Figure 2. CaAGE3 complements defects of the yeast gcs1Δ mutant.

(A) The diploid S. cerevisiae strains BY4743 (wild type), ydl226c+/− (heterozygous for GCS1), ydl226c−/− (homozygous gcs1Δ) and UZ177 (homozygous gcs1Δ transformed with the centromeric plasmid pCaAge3-2 which carries the CaAGE3 ORF under control of the doxycycline-inducible Tet promoter) were grown for 48 hours on agar plates containing 50 µg/ml doxycycline (DOX) in the presence of gentamycin (A). The number of cells spotted onto the agar was about 20,000, 2,000, 200 or 20 (from left to right). (B) Exponentially pregrown cells (strains as in A) were inoculated into 80 mM sodium fluoride in YPD +50 µg/ml DOX and incubated at 30°C for 42 hours.
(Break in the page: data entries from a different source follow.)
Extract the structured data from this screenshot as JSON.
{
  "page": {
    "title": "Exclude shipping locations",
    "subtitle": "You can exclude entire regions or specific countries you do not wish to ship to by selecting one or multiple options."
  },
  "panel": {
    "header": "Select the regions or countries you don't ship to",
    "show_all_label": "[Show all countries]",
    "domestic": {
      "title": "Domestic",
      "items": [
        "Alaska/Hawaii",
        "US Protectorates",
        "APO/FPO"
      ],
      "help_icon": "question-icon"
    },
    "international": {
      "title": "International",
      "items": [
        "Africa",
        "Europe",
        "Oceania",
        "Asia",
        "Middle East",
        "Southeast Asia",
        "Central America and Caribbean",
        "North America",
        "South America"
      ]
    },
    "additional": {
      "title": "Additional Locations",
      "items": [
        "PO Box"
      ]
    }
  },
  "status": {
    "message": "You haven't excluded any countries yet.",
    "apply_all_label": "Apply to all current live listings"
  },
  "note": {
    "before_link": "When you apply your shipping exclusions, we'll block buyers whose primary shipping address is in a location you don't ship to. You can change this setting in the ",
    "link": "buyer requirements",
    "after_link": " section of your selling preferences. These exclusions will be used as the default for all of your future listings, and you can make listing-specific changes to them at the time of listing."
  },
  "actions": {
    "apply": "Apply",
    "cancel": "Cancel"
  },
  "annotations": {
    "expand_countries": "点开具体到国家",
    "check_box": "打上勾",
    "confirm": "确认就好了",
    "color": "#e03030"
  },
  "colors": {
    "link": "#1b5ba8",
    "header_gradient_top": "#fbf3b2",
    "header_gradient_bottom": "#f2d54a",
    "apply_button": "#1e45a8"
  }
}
Samples were taken after different time points and the OD₆₀₀ measured. For control, each strain was also grown without DOX. Except for strain UZ177 the growth rate was independent of the presence of DOX (not shown). However, AGE3 induction in strain UZ177 by DOX results in complementation of the growth deficiency of gcs1Δ cells. This experiment was repeated and very similar growth behaviours were observed. (C) The wild-type, the homozygous gcs1Δ strain and UZ177 were induced for sporulation on agar plates containing 1% potassium acetate and 50 µg/ml DOX. The percentage of asci formation was determined after five days incubation at 30°C. This experiment was done in triplicate. Expression of CaAGE3 complements the complete inability of the gcs1Δ/Δ strain to form asci. Note that in general the sporulation efficiency of strains derived from BY4743 is low compared to other wild-type strains.